A child or teen may suffer from PTSD after one of these traumatic events:

  • Bad accidents, such as car or train wrecks

  • Invasive medical procedures, especially for children younger than age 6

  • Animal bites

  • Natural disasters, such as floods or earthquakes

  • Manmade tragedies, such as bombings

  • Violent personal attacks, such as a mugging, rape, torture, or kidnapping

  • Physical abuse

Read Also: Does Pristiq Help With Anxiety

Section : Dont Rush Yourself Healing Can Take Some Time

Be patient and empathetic with yourself as you heal. Remind yourself that its okay to feel confused, scared, tense, angry or any other emotions that come up.

These feelings are a normal part of the healing process and there is no rush to get past them.
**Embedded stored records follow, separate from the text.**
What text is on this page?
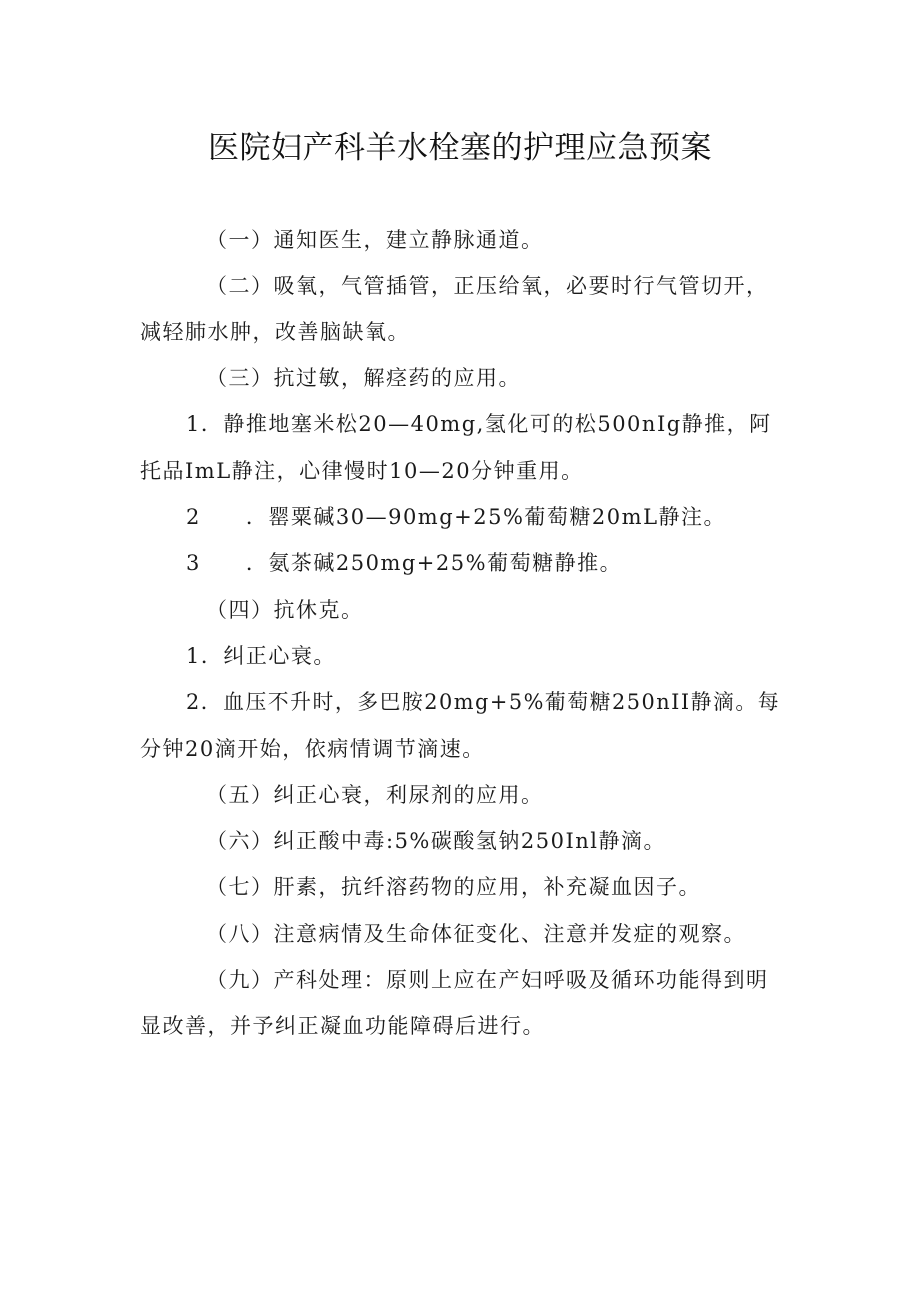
医院妇产科羊水栓塞的护理应急预案
（一）通知医生，建立静脉通道。
（二）吸氧，气管插管，正压给氧，必要时行气管切开，
减轻肺水肿，改善脑缺氧。
（三）抗过敏，解痉药的应用。
1．静推地塞米松20—40mg,氢化可的松500nIg静推，阿
托品ImL静注，心律慢时10—20分钟重用。
2　　．罂粟碱30—90mg+25%葡萄糖20mL静注。
3　　．氨茶碱250mg+25%葡萄糖静推。
（四）抗休克。
1．纠正心衰。
2．血压不升时，多巴胺20mg+5%葡萄糖250nII静滴。每
分钟20滴开始，依病情调节滴速。
（五）纠正心衰，利尿剂的应用。
（六）纠正酸中毒:5%碳酸氢钠250Inl静滴。
（七）肝素，抗纤溶药物的应用，补充凝血因子。
（八）注意病情及生命体征变化、注意并发症的观察。
（九）产科处理：原则上应在产妇呼吸及循环功能得到明
显改善，并予纠正凝血功能障碍后进行。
They are yours and its okay to sit with them and experience them. Having and experiencing painful feelings doesnt make you anything except courageous.

Any Abusive Behavior That Isnt Physical

You Can Get PTSD From An Emotionally Abusive Relationship

Pretty broad, right? Emotional abuse is difficult to comprehend because it encompasses so much. Just take a look at the non-exhaustive list below of behaviors that are potentially emotionally abusive:

  • Intimidation
  • Threatening harm
  • Forced isolation

We specify potentially abusive behaviors because some of the behaviors on this list could occur in a healthy context as well. Lets take sarcasm and infantilizing speech, for example. Many people consider sarcasm a key component of a good sense of humor. Many people would also agree that using infantilizing speech as terms of endearment is harmless, for example referring to a significant other as baby. However, in the context of emotional abuse where the intent is malicious, these behaviors can be extremely cutting, especially when disguised as affection or an innocent remark. For example, someone who repeatedly tells his or her significant other My baby is so smart in a way thats meant to mock their partners intelligence using sarcasm as well as infantilizing speech to make them feel small is a form of emotional abuse.